Speaking on the bank’s third-quarter conference call, Chief Financial Officer Harvey Schwartz said the firm’s commodity business had suffered from a difficult trading environment between June and September, a period when the bank came under intense political and regulatory pressure over its role in the natural resources supply chain.
“Commodities declined significantly versus the second quarter under challenging macro conditions and lower client activities,” Schwartz said in prepared comments.
Before revealing the quarter-on-quarter decline, the bank earlier said in its earnings release that commodities was one of the few areas in its Fixed Income, Currencies and Commodities (FICC) business where third-quarter results had improved from the same period last year.
The bank’s commodity division, J. Aron, faced significant regulatory and political pressure during the third quarter as a series of investigations and lawsuits over the operations of its Metro International metals warehouse business drew widespread attention, amid allegations the firm has purposely created long wait times for metal consumers.
Schwartz, in response to questions from analysts on the call, said the bank remained committed to its commodity business, even as rivals on Wall Street have looked at scaling back or exiting the sector.
“The commodities business for us, we’ve been in the business for 30 plus years. It’s an essential business for our clients,” Schwartz said.
“We’ll see what happens in the regulatory discussion. It’s an important discussion. But it’s not distracting us from focusing on our clients.”
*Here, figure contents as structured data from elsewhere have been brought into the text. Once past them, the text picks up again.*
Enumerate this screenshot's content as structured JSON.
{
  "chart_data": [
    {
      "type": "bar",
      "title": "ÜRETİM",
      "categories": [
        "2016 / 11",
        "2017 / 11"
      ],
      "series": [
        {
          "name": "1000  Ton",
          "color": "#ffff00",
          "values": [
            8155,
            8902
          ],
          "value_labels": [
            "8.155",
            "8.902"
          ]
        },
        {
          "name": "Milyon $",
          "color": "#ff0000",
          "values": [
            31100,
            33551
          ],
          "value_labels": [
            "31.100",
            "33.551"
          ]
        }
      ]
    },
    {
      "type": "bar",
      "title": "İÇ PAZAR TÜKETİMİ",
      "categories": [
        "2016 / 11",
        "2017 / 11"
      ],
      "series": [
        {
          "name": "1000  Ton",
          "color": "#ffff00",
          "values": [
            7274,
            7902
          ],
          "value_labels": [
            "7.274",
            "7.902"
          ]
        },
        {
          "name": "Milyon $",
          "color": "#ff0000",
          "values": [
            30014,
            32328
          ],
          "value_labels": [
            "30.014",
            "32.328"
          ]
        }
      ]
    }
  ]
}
The Federal Reserve announced in July that it was conducting a review of the position of Wall Street in physical commodities trading, amid concerns in Washington that banks could be taking on unseen financial risks by leasing crude oil tankers and operating power plants.
JPMorgan Chase & Co (JPM.N) has announced that it is selling its physical commodities arm, arguing the risks and the regulatory scrutiny outweigh the returns from the business.
Morgan Stanley (MS.N), traditionally Goldman’s biggest and longest-running rival on Wall Street in commodities, has also looked at a possible sale or spin-off of its natural resources trading business.
“We have no intention of selling our (commodities) business,” Schwartz said in response to an analyst’s question on the importance of the physical commodity arm to Goldman.
“The extent we’re involved in the physical business is to the extent our clients needs us in the physical business. It’s important from the standpoint of being able to fill the requirements they have. Ultimately, the regulators will come to their own opinion about the business.”
Combined FICC net revenues fell to $1.25 billion in the third quarter, down 44 percent from the same period last year as bond trading slowed, Goldman said.
VaR IN COMMODITIES
Like other Wall Street banks, Goldman does not break out its commodity revenues in its quarterly earnings release. They are published later in a more detailed filing with the U.S. Securities and Exchange Commission.
The bank’s Value-at-Risk (VaR) in commodities, the only figure most Wall Street firms publish regularly on the sector, slipped to $17 million in the third quarter, down from $19 million in the second quarter and $22 million in the third quarter of 2012.
The bank as a whole reported a 2 percent fall in quarterly profit due to weak revenues from bond trading, its biggest business.